One area that is over-ripe for information compression is email. If you look at your inbox in the morning and imagine that you could summarise it into a few items – how much would then actually be lost? I often find different emails on the same subject, and would love the ability to just ask my inbox to summarise the latest on a subject with views and action items. That would allow my a “project view” of my email and I would be able to step back and track work streams. The fact that email is not already the subject of massive efforts of summarisation and compression is somewhat baffling.
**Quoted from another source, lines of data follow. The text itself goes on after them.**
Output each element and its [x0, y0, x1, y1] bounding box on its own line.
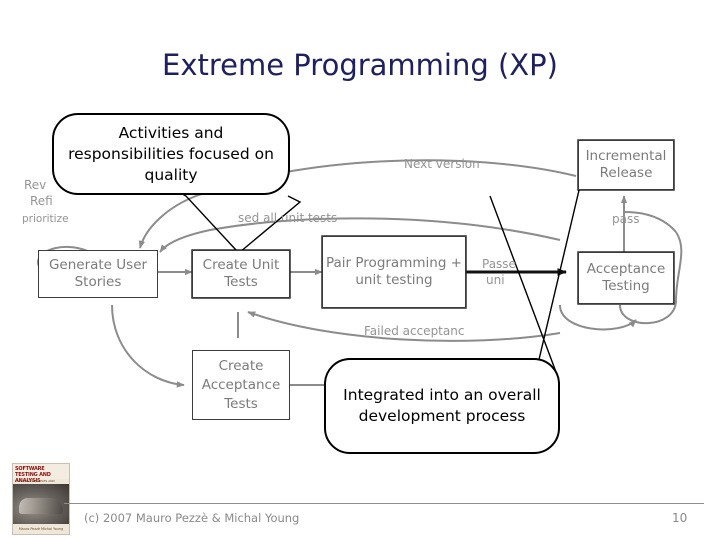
label-next-version: Next version	[404, 157, 480, 171]
book-cover-thumbnail: SOFTWARE TESTING AND ANALYSIS PROCESS PR…	[12, 463, 70, 535]
callout-integration: Integrated into an overall development p…	[324, 358, 560, 454]
box-incremental-release[interactable]: Incremental Release	[578, 140, 674, 190]
footer-divider	[64, 503, 704, 504]
box-pair-programming[interactable]: Pair Programming + unit testing	[322, 236, 466, 308]
label-review: Rev	[24, 178, 47, 192]
book-subtitle: PROCESS PRINCIPLES AND TECHNIQUES	[15, 479, 55, 487]
box-create-unit-tests[interactable]: Create Unit Tests	[192, 250, 290, 298]
label-prioritize: prioritize	[22, 213, 69, 225]
book-authors: Mauro Pezzè Michal Young	[18, 527, 64, 531]
label-pass: pass	[612, 212, 640, 226]
page-number: 10	[672, 511, 688, 525]
label-failed-acceptance: Failed acceptanc	[364, 324, 465, 338]
label-passed-unit-line1: Passe	[482, 257, 516, 271]
box-create-acceptance-tests[interactable]: Create Acceptance Tests	[192, 350, 290, 420]
label-passed-all-unit-tests: sed all unit tests	[238, 211, 338, 225]
label-refine: Refi	[30, 194, 53, 208]
box-label: Create Unit Tests	[202, 257, 280, 290]
box-label: Pair Programming + unit testing	[326, 255, 462, 288]
slide-canvas: Extreme Programming (XP) Generate User S…	[0, 0, 720, 540]
box-acceptance-testing[interactable]: Acceptance Testing	[578, 252, 674, 304]
label-passed-unit-line2: uni	[486, 273, 505, 287]
book-cover-photo	[13, 484, 69, 524]
box-label: Generate User Stories	[48, 257, 148, 290]
book-title: SOFTWARE TESTING AND ANALYSIS	[13, 464, 69, 484]
footer-copyright: (c) 2007 Mauro Pezzè & Michal Young	[84, 511, 300, 525]
callout-text: Integrated into an overall development p…	[343, 386, 541, 425]
box-generate-user-stories[interactable]: Generate User Stories	[38, 250, 158, 298]
callout-quality: Activities and responsibilities focused …	[52, 113, 290, 195]
box-label: Acceptance Testing	[586, 261, 666, 294]
callout-text: Activities and responsibilities focused …	[68, 123, 274, 184]
box-label: Incremental Release	[585, 148, 667, 181]
edge-stories-to-acceptance-tests	[111, 304, 185, 388]
box-label: Create Acceptance Tests	[201, 357, 281, 412]
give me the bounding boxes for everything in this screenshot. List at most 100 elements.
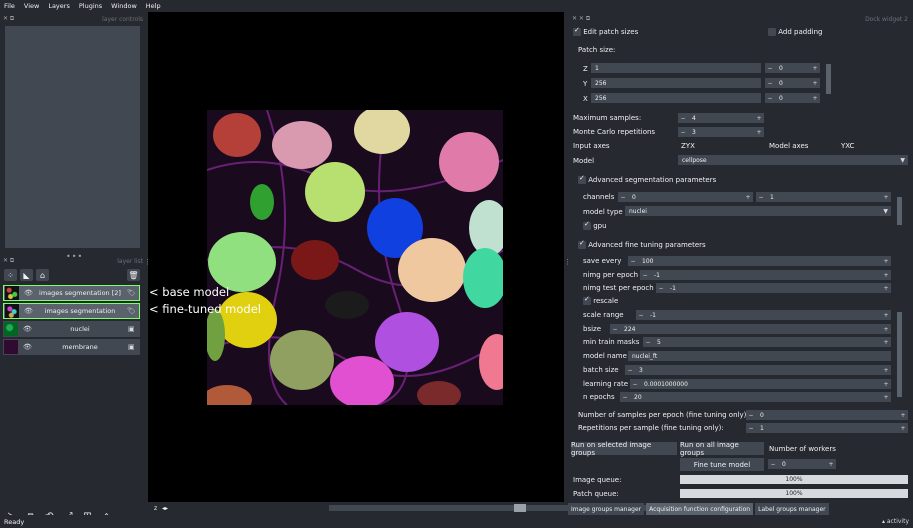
image-queue-label: Image queue:: [573, 476, 622, 484]
layer-list-header: ✕ ⧉ layer list: [3, 256, 143, 266]
visibility-eye-icon[interactable]: 👁: [23, 343, 32, 351]
bsize-spin[interactable]: −224 +: [610, 324, 891, 334]
run-selected-button[interactable]: Run on selected image groups: [571, 441, 677, 457]
nimg-per-epoch-spin[interactable]: − -1 +: [640, 270, 891, 280]
tab-image-groups-manager[interactable]: Image groups manager: [568, 503, 645, 515]
play-icon[interactable]: ◂▸: [162, 505, 176, 512]
patch-z-input[interactable]: 1: [591, 63, 761, 73]
menu-file[interactable]: File: [4, 2, 15, 10]
workers-label: Number of workers: [769, 445, 836, 453]
layer-name[interactable]: nuclei: [32, 325, 128, 333]
ft-param-label: save every: [583, 257, 622, 265]
checkbox-icon[interactable]: [573, 26, 581, 36]
checkbox-icon[interactable]: [768, 28, 776, 36]
fine-tune-button[interactable]: Fine tune model: [680, 458, 764, 471]
new-points-layer-icon[interactable]: ⁘: [4, 269, 17, 281]
patch-axis-label: X: [583, 95, 588, 103]
model-select[interactable]: cellpose ▼: [678, 155, 908, 165]
layer-tools: ⁘ ◣ ⌂ 🗑: [4, 268, 140, 282]
input-axes-label: Input axes: [573, 142, 610, 150]
visibility-eye-icon[interactable]: 👁: [24, 307, 33, 315]
monte-carlo-label: Monte Carlo repetitions: [573, 128, 656, 136]
patch-y-input[interactable]: 256: [591, 78, 761, 88]
ft-param-label: bsize: [583, 325, 602, 333]
seg-scrollbar[interactable]: [897, 187, 902, 237]
reps-spin[interactable]: −1 +: [746, 423, 908, 433]
new-labels-layer-icon[interactable]: ⌂: [36, 269, 49, 281]
segmentation-image[interactable]: [207, 110, 503, 405]
patch-scrollbar[interactable]: [826, 58, 831, 104]
padding-x-spin[interactable]: −0 +: [765, 93, 820, 103]
tab-label-groups-manager[interactable]: Label groups manager: [755, 503, 829, 515]
model-name-input[interactable]: nuclei_ft: [628, 351, 891, 361]
model-type-select[interactable]: nuclei ▼: [625, 206, 891, 216]
samples-per-epoch-spin[interactable]: −0 +: [746, 410, 908, 420]
layer-name[interactable]: images segmentation: [33, 307, 127, 315]
channel-1-spin[interactable]: −0 +: [618, 192, 753, 202]
scale-range-spin[interactable]: − -1 +: [636, 310, 891, 320]
learning-rate-spin[interactable]: −0.0001000000 +: [630, 379, 891, 389]
layer-thumbnail: [5, 304, 19, 318]
close-float-icon[interactable]: ✕ ⧉: [3, 15, 14, 23]
close-float-icon[interactable]: ✕ ⧉: [3, 257, 14, 265]
ft-param-label: batch size: [583, 366, 619, 374]
checkbox-icon[interactable]: [578, 239, 586, 249]
tab-acquisition-function[interactable]: Acquisition function configuration: [646, 503, 754, 515]
patch-axis-label: Y: [583, 80, 588, 88]
layer-row[interactable]: 👁 images segmentation [2] 🏷: [3, 285, 140, 301]
channel-2-spin[interactable]: −1 +: [756, 192, 891, 202]
ft-scrollbar[interactable]: [897, 252, 902, 402]
adv-seg-checkbox[interactable]: Advanced segmentation parameters: [578, 174, 716, 184]
status-text: Ready: [4, 517, 25, 526]
menu-layers[interactable]: Layers: [48, 2, 70, 10]
n-epochs-spin[interactable]: −20 +: [620, 392, 891, 402]
save-every-spin[interactable]: −100 +: [628, 256, 891, 266]
workers-spin[interactable]: −0 +: [768, 459, 836, 469]
menu-view[interactable]: View: [24, 2, 39, 10]
layer-name[interactable]: membrane: [32, 343, 128, 351]
add-padding-checkbox[interactable]: Add padding: [768, 28, 822, 36]
layer-row[interactable]: 👁 membrane ▣: [3, 339, 140, 355]
close-float-icon[interactable]: ✕ ✕ ⧉: [572, 15, 590, 23]
max-samples-spin[interactable]: −4 +: [678, 113, 764, 123]
batch-size-spin[interactable]: −3 +: [625, 365, 891, 375]
delete-layer-icon[interactable]: 🗑: [127, 269, 140, 281]
gpu-checkbox[interactable]: gpu: [583, 220, 607, 230]
layer-name[interactable]: images segmentation [2]: [33, 289, 127, 297]
model-axes-value[interactable]: YXC: [841, 142, 854, 150]
layer-thumbnail: [5, 286, 19, 300]
visibility-eye-icon[interactable]: 👁: [24, 289, 33, 297]
activity-button[interactable]: ▴ activity: [882, 518, 909, 525]
rescale-checkbox[interactable]: rescale: [583, 295, 618, 305]
run-all-button[interactable]: Run on all image groups: [680, 441, 764, 457]
samples-per-epoch-label: Number of samples per epoch (fine tuning…: [578, 411, 749, 419]
tag-icon: 🏷: [127, 307, 136, 315]
adv-ft-checkbox[interactable]: Advanced fine tuning parameters: [578, 239, 706, 249]
dock-widget: ✕ ✕ ⧉ Dock widget 2 Edit patch sizes Add…: [568, 12, 913, 502]
min-train-masks-spin[interactable]: −5 +: [643, 337, 891, 347]
checkbox-icon[interactable]: [583, 220, 591, 230]
padding-z-spin[interactable]: −0 +: [765, 63, 820, 73]
chevron-down-icon: ▼: [900, 156, 905, 164]
visibility-eye-icon[interactable]: 👁: [23, 325, 32, 333]
monte-carlo-spin[interactable]: −3 +: [678, 127, 764, 137]
padding-y-spin[interactable]: −0 +: [765, 78, 820, 88]
menu-plugins[interactable]: Plugins: [79, 2, 102, 10]
slider-knob[interactable]: [514, 504, 526, 512]
nimg-test-per-epoch-spin[interactable]: − -1 +: [656, 283, 891, 293]
input-axes-value[interactable]: ZYX: [681, 142, 695, 150]
layer-row[interactable]: 👁 images segmentation 🏷: [3, 303, 140, 319]
tag-icon: 🏷: [127, 289, 136, 297]
dims-axis-label: z: [154, 504, 158, 512]
checkbox-icon[interactable]: [583, 295, 591, 305]
model-label: Model: [573, 157, 595, 165]
patch-x-input[interactable]: 256: [591, 93, 761, 103]
layer-thumbnail: [4, 322, 18, 336]
checkbox-icon[interactable]: [578, 174, 586, 184]
layer-row[interactable]: 👁 nuclei ▣: [3, 321, 140, 337]
new-shapes-layer-icon[interactable]: ◣: [20, 269, 33, 281]
channels-label: channels: [583, 193, 615, 201]
edit-patch-sizes-checkbox[interactable]: Edit patch sizes: [573, 26, 638, 36]
menu-help[interactable]: Help: [146, 2, 161, 10]
menu-window[interactable]: Window: [111, 2, 137, 10]
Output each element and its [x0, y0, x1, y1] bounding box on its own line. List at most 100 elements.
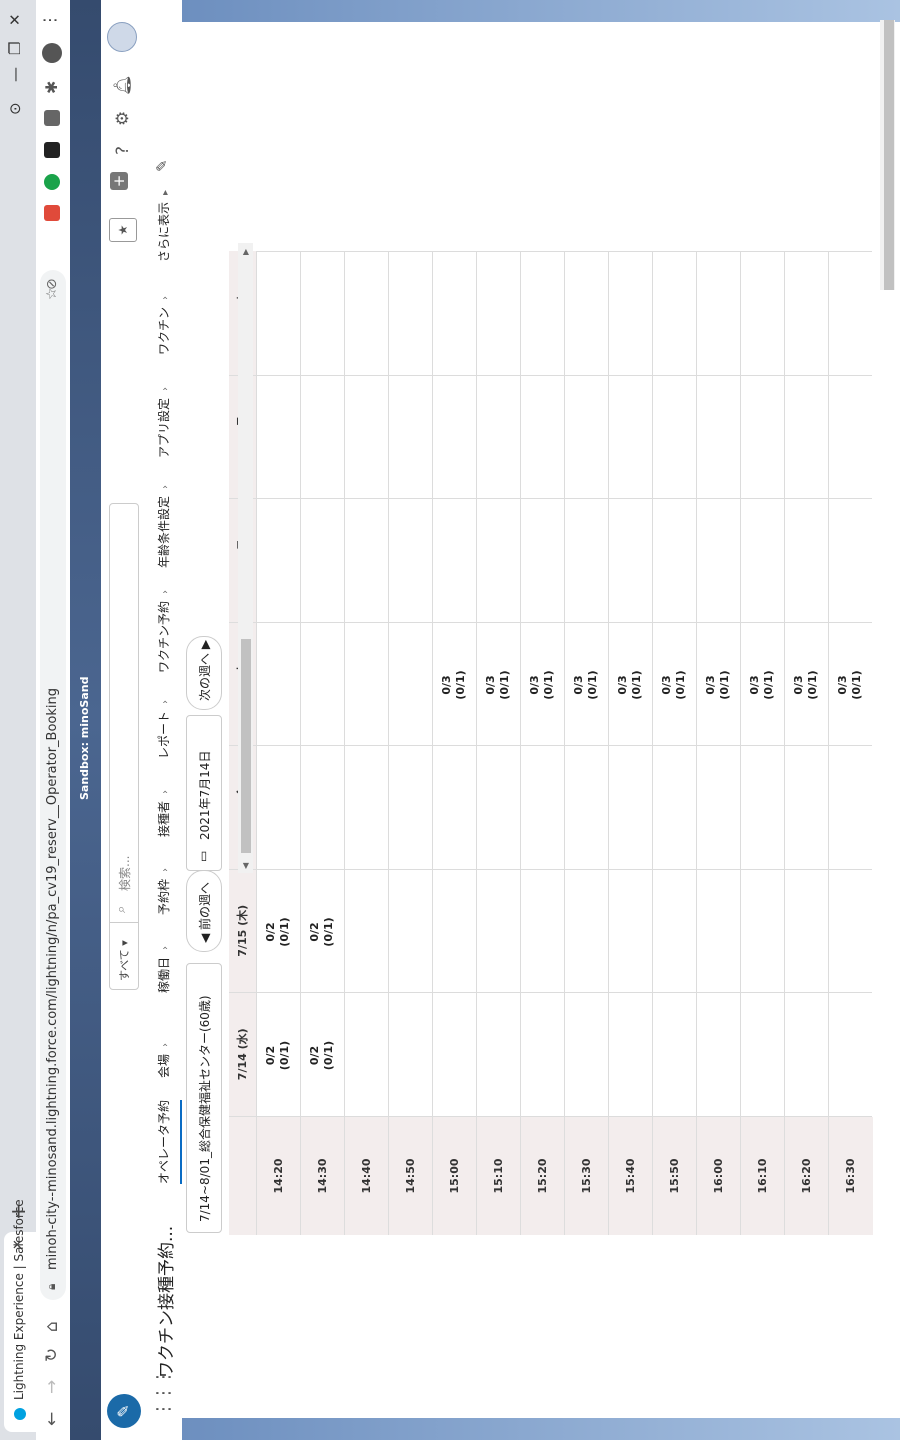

You could also allow for different summarisation views – summarise on individual, on project or on a topic. Summarise on emotional content — give me all the angry emails first. There are endless opportunities. One example of this idea – in this case to summarise on topic – is found in the paper titled “An End-to-End Workflow using Topic Segmentation and Text Summarisation Methods for Improved Podcast Comprehension” where authors combine topic segmentation and text summarisation techniques to provide a topic-by-topic breakdown, rather than a general summary of the entire podcast.
Now, you may be tempted to test this by inputting your inbox headlines into a chatbot – but you shouldn’t, remember that your email is probably filled with somewhat sensitive information. But that you may be tempted show something: even just headline summaries would sometimes be helpful – or would highlight how bad we are at writing good subject headings in email.
Summarisation naturally also carries risks – summaries destroy information, and nuance – and you could imagine second and third order effects to a society that consumes summaries rather than the original thing – the lack of nuance could be disastrous for some classes of decision (legal decision making comes to mind). This is true for all shifts and changes in attention allocation, however – since society is made of attention.
Recommendation algorithms and summarisation algorithms are just two dimensions here. How we re-design, necessarily re-design, we should say, attention allocation will change society too.